Hmmm, if I want to help a homeless person then being a well heeled gent I'd either A: offer one or perhaps a family shelter in my home & help them plan to get back on their feet or B: pitch a tent, "rough it" for a day or two & feel smug about turning traitor in The Bloody Class War? I'll take B for a 4 day work week Alex!

"According to the charity Emmaus, one million people in France do not have a home of their own: 100,000 sleep rough, while the rest live in campsites, hotels or shelters. Another two million people have housing 'problems'."

That's what's at the heart of this. It's much more about trying to equalize the outcome than equalize the opportunities. It's about owning a home. But instead of relying on a free market solution they want a Marxian solution which will make everyone "feel" better After they get the kinks worked out (which in France is almost sacrilegious) they'll set their sites on those poor folks who society is forcing to rent their homes instead of owning them.

Haven't any of these folks ever read Rand? Or at least seen the movie version of Animal Farm? Hell it's got Kelsey Grammar as Snowball so you'd think that something might have sunk in through that.

With France following Scotland's lead by declaring a "right" to housing they're chipping away at the foundations of Lockean based Natural Rights theory. By saying (as I believe they are) that everyone has a "right" to achieve housing instead of a Right to seek housing consistent with respecting the property Rights of others they're pulling out the building blocks of a free society from the bottom.

What will happen if this is not stopped is that every material comfort will be asserted to be a "right" at some point & those that scream the loudest will also demand the state enforce such a "right". Who will they enforce this "right" against? Those that have of course. Either through heavier taxation for state funded housing projects or through direct levies & takings which either force homeowners to share their dwellings or give them up entirely.

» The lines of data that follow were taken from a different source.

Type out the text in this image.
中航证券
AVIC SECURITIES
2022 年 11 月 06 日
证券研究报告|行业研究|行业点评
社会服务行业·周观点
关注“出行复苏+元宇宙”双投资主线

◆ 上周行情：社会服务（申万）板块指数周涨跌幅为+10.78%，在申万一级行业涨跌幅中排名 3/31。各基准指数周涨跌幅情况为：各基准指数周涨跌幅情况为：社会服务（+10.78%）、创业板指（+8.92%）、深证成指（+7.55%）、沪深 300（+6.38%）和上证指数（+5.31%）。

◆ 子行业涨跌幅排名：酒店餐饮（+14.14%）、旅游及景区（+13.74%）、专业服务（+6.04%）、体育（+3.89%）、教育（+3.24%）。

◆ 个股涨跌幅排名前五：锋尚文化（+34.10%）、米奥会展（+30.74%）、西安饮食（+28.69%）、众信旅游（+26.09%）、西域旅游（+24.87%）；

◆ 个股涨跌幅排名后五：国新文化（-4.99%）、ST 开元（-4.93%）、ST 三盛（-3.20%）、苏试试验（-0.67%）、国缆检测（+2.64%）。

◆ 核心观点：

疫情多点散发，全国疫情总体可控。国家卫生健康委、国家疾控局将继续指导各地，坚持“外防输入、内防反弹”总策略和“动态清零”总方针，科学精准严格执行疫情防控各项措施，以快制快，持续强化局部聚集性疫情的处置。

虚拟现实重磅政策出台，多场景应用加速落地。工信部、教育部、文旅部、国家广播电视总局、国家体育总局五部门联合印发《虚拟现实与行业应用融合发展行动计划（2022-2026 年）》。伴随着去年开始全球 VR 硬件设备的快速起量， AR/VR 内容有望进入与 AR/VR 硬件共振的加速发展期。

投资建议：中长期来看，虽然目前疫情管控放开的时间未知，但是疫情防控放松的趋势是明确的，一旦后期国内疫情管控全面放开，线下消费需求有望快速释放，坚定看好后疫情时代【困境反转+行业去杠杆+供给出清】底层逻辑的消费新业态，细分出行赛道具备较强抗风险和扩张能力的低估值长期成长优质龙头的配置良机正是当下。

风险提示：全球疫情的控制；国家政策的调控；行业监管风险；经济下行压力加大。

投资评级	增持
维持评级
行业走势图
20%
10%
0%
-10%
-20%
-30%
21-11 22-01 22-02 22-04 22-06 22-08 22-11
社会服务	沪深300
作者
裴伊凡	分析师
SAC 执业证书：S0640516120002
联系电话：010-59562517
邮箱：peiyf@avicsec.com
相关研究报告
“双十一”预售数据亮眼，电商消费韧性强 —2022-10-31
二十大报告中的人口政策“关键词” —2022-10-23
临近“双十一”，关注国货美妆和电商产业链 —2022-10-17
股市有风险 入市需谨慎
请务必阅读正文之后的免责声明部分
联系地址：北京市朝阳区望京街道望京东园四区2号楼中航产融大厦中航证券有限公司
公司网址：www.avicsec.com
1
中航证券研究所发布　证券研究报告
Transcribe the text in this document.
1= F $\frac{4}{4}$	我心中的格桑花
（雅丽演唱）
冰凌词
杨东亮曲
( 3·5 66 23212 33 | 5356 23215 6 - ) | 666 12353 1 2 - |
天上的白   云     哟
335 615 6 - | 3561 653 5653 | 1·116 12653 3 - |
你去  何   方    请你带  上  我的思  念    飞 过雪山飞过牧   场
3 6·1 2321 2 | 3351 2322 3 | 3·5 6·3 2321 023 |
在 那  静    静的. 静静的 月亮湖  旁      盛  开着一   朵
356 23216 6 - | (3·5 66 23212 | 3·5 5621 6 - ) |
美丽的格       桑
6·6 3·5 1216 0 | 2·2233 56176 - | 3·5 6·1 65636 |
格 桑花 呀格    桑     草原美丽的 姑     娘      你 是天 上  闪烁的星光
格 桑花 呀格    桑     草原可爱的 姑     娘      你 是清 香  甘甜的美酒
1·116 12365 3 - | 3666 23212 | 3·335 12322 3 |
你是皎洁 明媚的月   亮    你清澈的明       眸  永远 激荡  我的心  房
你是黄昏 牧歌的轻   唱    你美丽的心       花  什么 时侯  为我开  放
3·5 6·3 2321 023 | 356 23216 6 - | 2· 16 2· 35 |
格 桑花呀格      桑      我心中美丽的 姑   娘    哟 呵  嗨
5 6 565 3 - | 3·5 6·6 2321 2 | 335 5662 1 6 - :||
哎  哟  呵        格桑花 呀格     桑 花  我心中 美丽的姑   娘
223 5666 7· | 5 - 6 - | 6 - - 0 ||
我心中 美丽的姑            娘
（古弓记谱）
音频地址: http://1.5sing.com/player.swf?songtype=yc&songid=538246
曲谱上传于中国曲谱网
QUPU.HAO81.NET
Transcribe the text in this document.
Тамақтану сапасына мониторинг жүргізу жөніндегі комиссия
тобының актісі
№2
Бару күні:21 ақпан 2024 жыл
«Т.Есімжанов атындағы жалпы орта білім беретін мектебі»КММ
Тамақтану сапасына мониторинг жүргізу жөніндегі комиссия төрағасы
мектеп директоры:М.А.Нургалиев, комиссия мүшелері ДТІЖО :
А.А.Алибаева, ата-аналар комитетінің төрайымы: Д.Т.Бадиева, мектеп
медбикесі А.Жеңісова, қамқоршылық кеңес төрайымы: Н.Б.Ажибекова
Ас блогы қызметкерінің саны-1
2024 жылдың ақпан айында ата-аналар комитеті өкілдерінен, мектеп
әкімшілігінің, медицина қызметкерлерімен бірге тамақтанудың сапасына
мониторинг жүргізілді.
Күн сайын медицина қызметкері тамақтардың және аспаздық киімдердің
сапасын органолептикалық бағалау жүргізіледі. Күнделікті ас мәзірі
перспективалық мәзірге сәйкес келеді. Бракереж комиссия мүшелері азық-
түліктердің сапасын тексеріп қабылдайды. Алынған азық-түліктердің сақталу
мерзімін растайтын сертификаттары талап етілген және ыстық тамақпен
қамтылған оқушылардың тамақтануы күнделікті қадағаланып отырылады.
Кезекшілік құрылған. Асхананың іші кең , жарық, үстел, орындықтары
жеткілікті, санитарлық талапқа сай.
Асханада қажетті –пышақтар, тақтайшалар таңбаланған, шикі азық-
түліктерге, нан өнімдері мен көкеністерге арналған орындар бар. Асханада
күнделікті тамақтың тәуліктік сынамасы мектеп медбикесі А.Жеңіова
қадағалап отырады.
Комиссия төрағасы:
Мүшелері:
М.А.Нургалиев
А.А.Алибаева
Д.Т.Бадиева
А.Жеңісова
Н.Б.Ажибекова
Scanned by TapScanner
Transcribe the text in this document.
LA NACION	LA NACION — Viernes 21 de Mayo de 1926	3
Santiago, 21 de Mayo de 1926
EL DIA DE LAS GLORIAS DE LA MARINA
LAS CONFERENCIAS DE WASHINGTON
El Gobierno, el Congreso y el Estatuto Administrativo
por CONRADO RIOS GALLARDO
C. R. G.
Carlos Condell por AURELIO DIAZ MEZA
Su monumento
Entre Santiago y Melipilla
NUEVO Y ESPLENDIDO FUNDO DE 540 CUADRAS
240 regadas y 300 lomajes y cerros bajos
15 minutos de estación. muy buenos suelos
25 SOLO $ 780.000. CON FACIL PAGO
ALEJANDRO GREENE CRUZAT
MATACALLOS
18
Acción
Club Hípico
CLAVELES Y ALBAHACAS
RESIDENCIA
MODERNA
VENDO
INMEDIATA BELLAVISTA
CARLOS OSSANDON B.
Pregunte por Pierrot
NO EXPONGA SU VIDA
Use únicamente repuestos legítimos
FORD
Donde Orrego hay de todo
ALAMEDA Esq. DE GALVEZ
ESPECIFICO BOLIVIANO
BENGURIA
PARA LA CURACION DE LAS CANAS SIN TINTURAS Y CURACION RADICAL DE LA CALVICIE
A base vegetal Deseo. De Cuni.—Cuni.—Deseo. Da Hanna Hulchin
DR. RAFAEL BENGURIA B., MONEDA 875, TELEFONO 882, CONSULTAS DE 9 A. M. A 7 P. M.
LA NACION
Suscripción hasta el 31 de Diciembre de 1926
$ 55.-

It'll be some time yet before the French S.W.A.T. teams are taking folks out of 3 bedrooms houses to put them in 2 bedroom or 1 bedroom dwellings so that a homeless family can move into the 3 bedroom joint but the ideological framework for such actions is being set up right now.

With Cali leaning the way it leans (as well as a few other locales in or around the u.S.) & the recent emboldening of the socialist factions within the u.S. it would behoove us to try to nip this idea in the bud. The time to argue against a "right" to guaranteed housing is when it's in the "Foreign" section of the paper, not when it's in the "Legislative Calendar for Today' section.

Reminds me of an old joke:

"Rabinovich, what is a fortune? A fortune is to live in our Socialist motherland.
And what's a misfortune? A misfortune is to have such a fortune"

Posted by Publicola at January 11, 2007 06:17 AM | TrackBack
Comments

I absolutely agree with your post, but I wanted to point out that there was a move for a tent city in Denver (globeville) a few years back:

http://outofthedoorways.org/DenverTentCityProposal.pdf

They said (pg 5 of the pdf): "America's 1949 Housing Act promises 'a decent home and suitable living environment for every American Family'; and Denver's 1999 Housing Plan asserts that 'decent housing is a fundamental right'".

Anyway, I don't live in Denver anymore but there were a lot of well-intentioned socialists who believed this stuff.

So the concept is there, it's just waiting for your new governor to endorse it.